Editor’s Note: The following article appeared in the Dallas Morning News chronicling correspondent Elaine Glusac’s recent trip through the Northern California wine country in a rental camper van from New Zealand-based Jucy. To read the full story click here.
If RVs are the clan-friendly leviathans of the open road, the Jucy camper vans — equipped with fridge, gas stove, sink and two double beds — are the nimble, next-generation option for DIY road-trippers, intended to be maneuverable, fuel-efficient and affordable (from $40 per day), a combination of rental car and condo.
Brothers Tim and Dan Alpe founded Jucy in 2001 in New Zealand, offering drivers handy accommodations in wilderness locales. In 2012, they exported 50 vehicles to the U.S., stationing them in road-trip-ready Las Vegas, Los Angeles and San Francisco. Now, with about 200 Jucy vans in the U.S., the brothers aim to expand to the East Coast and Florida.
Jucy’s compact size, the company claims, allows it to easily navigate high-traffic areas, such as national parks. We resolved to test that assertion in Sonoma County wine country in California’s busy harvest season. Picking up a Jucy near San Francisco, we planned to drive an hour north for a weekend, overnighting at the Alexander Valley RV Park & Campground on the Russian River, where we could drink high-quality chards and zins in low-rent style (campsites cost $40).

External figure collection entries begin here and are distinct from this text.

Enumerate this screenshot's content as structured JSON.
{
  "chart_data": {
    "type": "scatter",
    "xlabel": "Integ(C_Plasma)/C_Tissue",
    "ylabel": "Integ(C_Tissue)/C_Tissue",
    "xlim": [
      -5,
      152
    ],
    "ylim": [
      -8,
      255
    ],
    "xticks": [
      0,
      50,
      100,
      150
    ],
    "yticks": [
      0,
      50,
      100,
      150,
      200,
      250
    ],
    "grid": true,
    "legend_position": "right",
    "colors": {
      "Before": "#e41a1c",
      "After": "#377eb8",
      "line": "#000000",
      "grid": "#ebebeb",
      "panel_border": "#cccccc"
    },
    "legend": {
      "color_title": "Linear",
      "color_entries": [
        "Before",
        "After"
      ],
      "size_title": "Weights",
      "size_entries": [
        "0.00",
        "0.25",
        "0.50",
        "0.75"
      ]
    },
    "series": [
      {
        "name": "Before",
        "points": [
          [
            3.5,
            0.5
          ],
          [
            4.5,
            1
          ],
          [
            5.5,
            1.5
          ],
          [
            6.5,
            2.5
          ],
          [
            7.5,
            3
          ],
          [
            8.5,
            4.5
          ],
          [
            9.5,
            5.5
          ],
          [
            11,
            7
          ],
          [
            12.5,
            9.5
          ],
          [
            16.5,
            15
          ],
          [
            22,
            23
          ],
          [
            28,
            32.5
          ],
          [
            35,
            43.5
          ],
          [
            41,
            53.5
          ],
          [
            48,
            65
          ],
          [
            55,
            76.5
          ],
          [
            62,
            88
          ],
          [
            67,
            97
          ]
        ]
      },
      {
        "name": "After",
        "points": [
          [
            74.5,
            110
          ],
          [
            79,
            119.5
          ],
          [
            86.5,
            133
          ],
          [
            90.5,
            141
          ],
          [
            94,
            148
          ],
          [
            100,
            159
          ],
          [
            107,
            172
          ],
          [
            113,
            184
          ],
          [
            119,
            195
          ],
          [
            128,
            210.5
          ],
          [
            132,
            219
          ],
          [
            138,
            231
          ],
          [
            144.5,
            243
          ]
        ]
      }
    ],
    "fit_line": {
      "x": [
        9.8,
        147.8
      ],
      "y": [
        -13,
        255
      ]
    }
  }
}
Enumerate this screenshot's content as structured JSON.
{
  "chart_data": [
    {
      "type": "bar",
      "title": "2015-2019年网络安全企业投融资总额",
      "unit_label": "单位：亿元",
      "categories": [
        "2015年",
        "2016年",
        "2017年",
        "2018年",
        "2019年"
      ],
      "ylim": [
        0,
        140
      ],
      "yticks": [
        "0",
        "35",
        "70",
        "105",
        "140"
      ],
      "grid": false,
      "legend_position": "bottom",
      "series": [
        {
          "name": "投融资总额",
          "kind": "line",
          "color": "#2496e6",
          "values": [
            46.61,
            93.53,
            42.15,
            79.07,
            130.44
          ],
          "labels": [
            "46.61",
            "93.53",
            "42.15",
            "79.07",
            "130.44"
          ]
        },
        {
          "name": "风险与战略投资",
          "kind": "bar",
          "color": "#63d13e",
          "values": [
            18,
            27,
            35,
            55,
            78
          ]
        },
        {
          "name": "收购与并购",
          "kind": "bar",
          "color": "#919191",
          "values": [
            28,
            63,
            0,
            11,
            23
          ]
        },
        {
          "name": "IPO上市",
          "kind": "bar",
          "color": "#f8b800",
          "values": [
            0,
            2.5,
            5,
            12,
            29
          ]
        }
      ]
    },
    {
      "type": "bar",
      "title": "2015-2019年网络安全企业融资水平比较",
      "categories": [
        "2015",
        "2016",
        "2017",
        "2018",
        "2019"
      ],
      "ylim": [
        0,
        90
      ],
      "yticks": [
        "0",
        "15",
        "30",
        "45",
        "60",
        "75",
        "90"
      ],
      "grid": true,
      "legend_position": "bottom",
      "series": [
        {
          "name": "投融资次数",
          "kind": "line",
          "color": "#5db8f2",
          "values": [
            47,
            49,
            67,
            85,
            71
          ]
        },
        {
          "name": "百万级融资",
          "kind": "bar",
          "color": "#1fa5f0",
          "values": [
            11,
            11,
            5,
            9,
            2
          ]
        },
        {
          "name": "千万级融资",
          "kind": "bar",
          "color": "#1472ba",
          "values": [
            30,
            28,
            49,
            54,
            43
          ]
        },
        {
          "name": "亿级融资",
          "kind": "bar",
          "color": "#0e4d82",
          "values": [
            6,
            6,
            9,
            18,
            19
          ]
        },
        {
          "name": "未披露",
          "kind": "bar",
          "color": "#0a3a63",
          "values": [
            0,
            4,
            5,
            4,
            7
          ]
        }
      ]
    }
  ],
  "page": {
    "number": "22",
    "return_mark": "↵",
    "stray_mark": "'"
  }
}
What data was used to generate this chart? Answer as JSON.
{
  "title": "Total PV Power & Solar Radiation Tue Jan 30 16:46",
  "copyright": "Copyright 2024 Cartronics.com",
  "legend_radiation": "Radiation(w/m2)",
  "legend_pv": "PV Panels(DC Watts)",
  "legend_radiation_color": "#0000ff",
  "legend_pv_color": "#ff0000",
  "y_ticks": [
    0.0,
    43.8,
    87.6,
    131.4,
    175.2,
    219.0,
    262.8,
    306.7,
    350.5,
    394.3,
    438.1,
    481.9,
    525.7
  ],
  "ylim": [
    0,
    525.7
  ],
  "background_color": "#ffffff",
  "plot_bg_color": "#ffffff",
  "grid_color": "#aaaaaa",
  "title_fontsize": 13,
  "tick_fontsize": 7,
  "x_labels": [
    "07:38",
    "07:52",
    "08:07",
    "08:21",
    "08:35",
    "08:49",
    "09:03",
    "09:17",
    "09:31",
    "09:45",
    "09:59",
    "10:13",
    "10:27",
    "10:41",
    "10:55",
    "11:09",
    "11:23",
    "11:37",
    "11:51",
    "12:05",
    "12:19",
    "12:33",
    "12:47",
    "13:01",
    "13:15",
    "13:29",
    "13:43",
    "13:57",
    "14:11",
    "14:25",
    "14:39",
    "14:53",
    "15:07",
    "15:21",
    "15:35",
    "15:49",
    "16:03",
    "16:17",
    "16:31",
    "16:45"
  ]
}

Before bestowing the keys to the lime-green-and-purple vehicle, the Jucy agent demonstrated how to crank up the penthouse, the pop-up apartment atop the roof — a.k.a. the top bunk — that conceals a foam mattress and removable metal ladder within.
The middle interior bench folds flat into a double bed. The rear hatch opens to reveal a kitchen less than 2 feet deep, with a sink plumbed to a 5-gallon water tank, a pull-out gas burner, a refrigerator drawer and compartments for pans and utensils.